EWY Becomes a Proxy for Korea’s AI Memory Boom
Samsung and SK Hynix now make up nearly half the ETF.
The iShares MSCI South Korea ETF (EWY) has surged over the past year, soaring roughly 140%. But beneath that eye-popping return is an extreme concentration story.
More than half of EWY’s gains came from just two stocks, Samsung Electronics and SK Hynix.
Of the fund’s total gain, Samsung contributed 47 percentage points, while SK Hynix added another 37 percentage points. Combined, the two stocks accounted for 84 percentage points of EWY’s return, or about 60% of the ETF’s total gain over the past year.

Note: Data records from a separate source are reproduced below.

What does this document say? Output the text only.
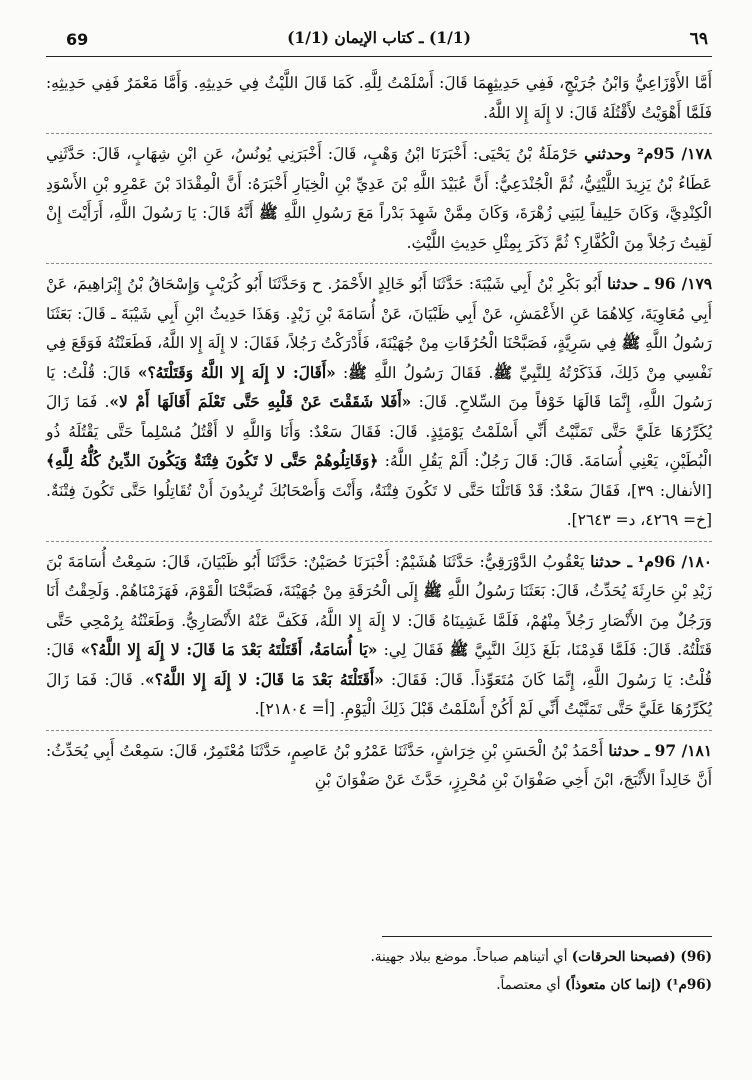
69	(1/1) ـ كتاب الإيمان (1/1)	٦٩

أَمَّا الأَوْزَاعِيُّ وَابْنُ جُرَيْجٍ، فَفِي حَدِيثِهِمَا قَالَ: أَسْلَمْتُ لِلَّهِ. كَمَا قَالَ اللَّيْثُ فِي حَدِيثِهِ. وَأَمَّا مَعْمَرٌ فَفِي حَدِيثِهِ: فَلَمَّا أَهْوَيْتُ لأَقْتُلَهُ قَالَ: لا إِلَهَ إِلا اللَّهُ.

١٧٨/ 95م² وحدثني حَرْمَلَةُ بْنُ يَحْيَى: أَخْبَرَنَا ابْنُ وَهْبٍ، قَالَ: أَخْبَرَنِي يُونُسُ، عَنِ ابْنِ شِهَابٍ، قَالَ: حَدَّثَنِي عَطَاءُ بْنُ يَزِيدَ اللَّيْثِيُّ، ثُمَّ الْجُنْدَعِيُّ: أَنَّ عُبَيْدَ اللَّهِ بْنَ عَدِيِّ بْنِ الْخِيَارِ أَخْبَرَهُ: أَنَّ الْمِقْدَادَ بْنَ عَمْرِو بْنِ الأَسْوَدِ الْكِنْدِيَّ، وَكَانَ حَلِيفاً لِبَنِي زُهْرَةَ، وَكَانَ مِمَّنْ شَهِدَ بَدْراً مَعَ رَسُولِ اللَّهِ ﷺ أَنَّهُ قَالَ: يَا رَسُولَ اللَّهِ، أَرَأَيْتَ إِنْ لَقِيتُ رَجُلاً مِنَ الْكُفَّارِ؟ ثُمَّ ذَكَرَ بِمِثْلِ حَدِيثِ اللَّيْثِ.

١٧٩/ 96 ـ حدثنا أَبُو بَكْرِ بْنُ أَبِي شَيْبَةَ: حَدَّثَنَا أَبُو خَالِدٍ الأَحْمَرُ. ح وَحَدَّثَنَا أَبُو كُرَيْبٍ وَإِسْحَاقُ بْنُ إِبْرَاهِيمَ، عَنْ أَبِي مُعَاوِيَةَ، كِلاهُمَا عَنِ الأَعْمَشِ، عَنْ أَبِي ظَبْيَانَ، عَنْ أُسَامَةَ بْنِ زَيْدٍ. وَهَذَا حَدِيثُ ابْنِ أَبِي شَيْبَةَ ـ قَالَ: بَعَثَنَا رَسُولُ اللَّهِ ﷺ فِي سَرِيَّةٍ، فَصَبَّحْنَا الْحُرُقَاتِ مِنْ جُهَيْنَةَ، فَأَدْرَكْتُ رَجُلاً، فَقَالَ: لا إِلَهَ إِلا اللَّهُ، فَطَعَنْتُهُ فَوَقَعَ فِي نَفْسِي مِنْ ذَلِكَ، فَذَكَرْتُهُ لِلنَّبِيِّ ﷺ. فَقَالَ رَسُولُ اللَّهِ ﷺ: «أَقَالَ: لا إِلَهَ إِلا اللَّهُ وَقَتَلْتَهُ؟» قَالَ: قُلْتُ: يَا رَسُولَ اللَّهِ، إِنَّمَا قَالَهَا خَوْفاً مِنَ السِّلاحِ. قَالَ: «أَفَلا شَقَقْتَ عَنْ قَلْبِهِ حَتَّى تَعْلَمَ أَقَالَهَا أَمْ لا». فَمَا زَالَ يُكَرِّرُهَا عَلَيَّ حَتَّى تَمَنَّيْتُ أَنِّي أَسْلَمْتُ يَوْمَئِذٍ. قَالَ: فَقَالَ سَعْدٌ: وَأَنَا وَاللَّهِ لا أَقْتُلُ مُسْلِماً حَتَّى يَقْتُلَهُ ذُو الْبُطَيْنِ، يَعْنِي أُسَامَةَ. قَالَ: قَالَ رَجُلٌ: أَلَمْ يَقُلِ اللَّهُ: ﴿وَقَاتِلُوهُمْ حَتَّى لا تَكُونَ فِتْنَةٌ وَيَكُونَ الدِّينُ كُلُّهُ لِلَّهِ﴾ [الأنفال: ٣٩]، فَقَالَ سَعْدٌ: قَدْ قَاتَلْنَا حَتَّى لا تَكُونَ فِتْنَةٌ، وَأَنْتَ وَأَصْحَابُكَ تُرِيدُونَ أَنْ تُقَاتِلُوا حَتَّى تَكُونَ فِتْنَةٌ. [خ= ٤٢٦٩، د= ٢٦٤٣].

١٨٠/ 96م¹ ـ حدثنا يَعْقُوبُ الدَّوْرَقِيُّ: حَدَّثَنَا هُشَيْمٌ: أَخْبَرَنَا حُصَيْنٌ: حَدَّثَنَا أَبُو ظَبْيَانَ، قَالَ: سَمِعْتُ أُسَامَةَ بْنَ زَيْدِ بْنِ حَارِثَةَ يُحَدِّثُ، قَالَ: بَعَثَنَا رَسُولُ اللَّهِ ﷺ إِلَى الْحُرَقَةِ مِنْ جُهَيْنَةَ، فَصَبَّحْنَا الْقَوْمَ، فَهَزَمْنَاهُمْ. وَلَحِقْتُ أَنَا وَرَجُلٌ مِنَ الأَنْصَارِ رَجُلاً مِنْهُمْ، فَلَمَّا غَشِينَاهُ قَالَ: لا إِلَهَ إِلا اللَّهُ، فَكَفَّ عَنْهُ الأَنْصَارِيُّ. وَطَعَنْتُهُ بِرُمْحِي حَتَّى قَتَلْتُهُ. قَالَ: فَلَمَّا قَدِمْنَا، بَلَغَ ذَلِكَ النَّبِيَّ ﷺ فَقَالَ لِي: «يَا أُسَامَةُ، أَقَتَلْتَهُ بَعْدَ مَا قَالَ: لا إِلَهَ إِلا اللَّهُ؟» قَالَ: قُلْتُ: يَا رَسُولَ اللَّهِ، إِنَّمَا كَانَ مُتَعَوِّذاً. قَالَ: فَقَالَ: «أَقَتَلْتَهُ بَعْدَ مَا قَالَ: لا إِلَهَ إِلا اللَّهُ؟». قَالَ: فَمَا زَالَ يُكَرِّرُهَا عَلَيَّ حَتَّى تَمَنَّيْتُ أَنِّي لَمْ أَكُنْ أَسْلَمْتُ قَبْلَ ذَلِكَ الْيَوْمِ. [أ= ٢١٨٠٤].

١٨١/ 97 ـ حدثنا أَحْمَدُ بْنُ الْحَسَنِ بْنِ خِرَاشٍ، حَدَّثَنَا عَمْرُو بْنُ عَاصِمٍ، حَدَّثَنَا مُعْتَمِرٌ، قَالَ: سَمِعْتُ أَبِي يُحَدِّثُ: أَنَّ خَالِداً الأَثْبَجَ، ابْنَ أَخِي صَفْوَانَ بْنِ مُحْرِزٍ، حَدَّثَ عَنْ صَفْوَانَ بْنِ

(96) (فصبحنا الحرقات) أي أتيناهم صباحاً. موضع ببلاد جهينة.
(96م¹) (إنما كان متعوذاً) أي معتصماً.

Both companies have rallied sharply on booming demand tied to artificial intelligence, driven in large part by their dominant positions in high-bandwidth memory (HBM) chips, a critical component for AI data centers and advanced computing systems.
Following the gains, Samsung now represents roughly 27% of EWY, while SK Hynix accounts for about 20%, meaning the two firms together make up nearly half of the fund’s portfolio.
As a result, EWY has increasingly become a de facto proxy for Korea’s memory-chip giants for U.S. investors.
Embracing the Concentration
For now, investors seem to be embracing the concentration.
Samsung does not have a sponsored U.S. ADR, though thinly traded unsponsored OTC shares do exist. SK Hynix currently has no U.S. ADR at all, though the company is reportedly considering launching one as a way to help close the valuation gap with its American peer, Micron Technology.
With few direct avenues to own these stocks, investors appear to be gravitating toward EWY instead. The ETF has pulled in $3.8 billion of net inflows over the past year and now holds $12.3 billion in assets, underscoring how demand for Korea’s AI-linked semiconductor leaders is increasingly being expressed through a single, highly concentrated fund.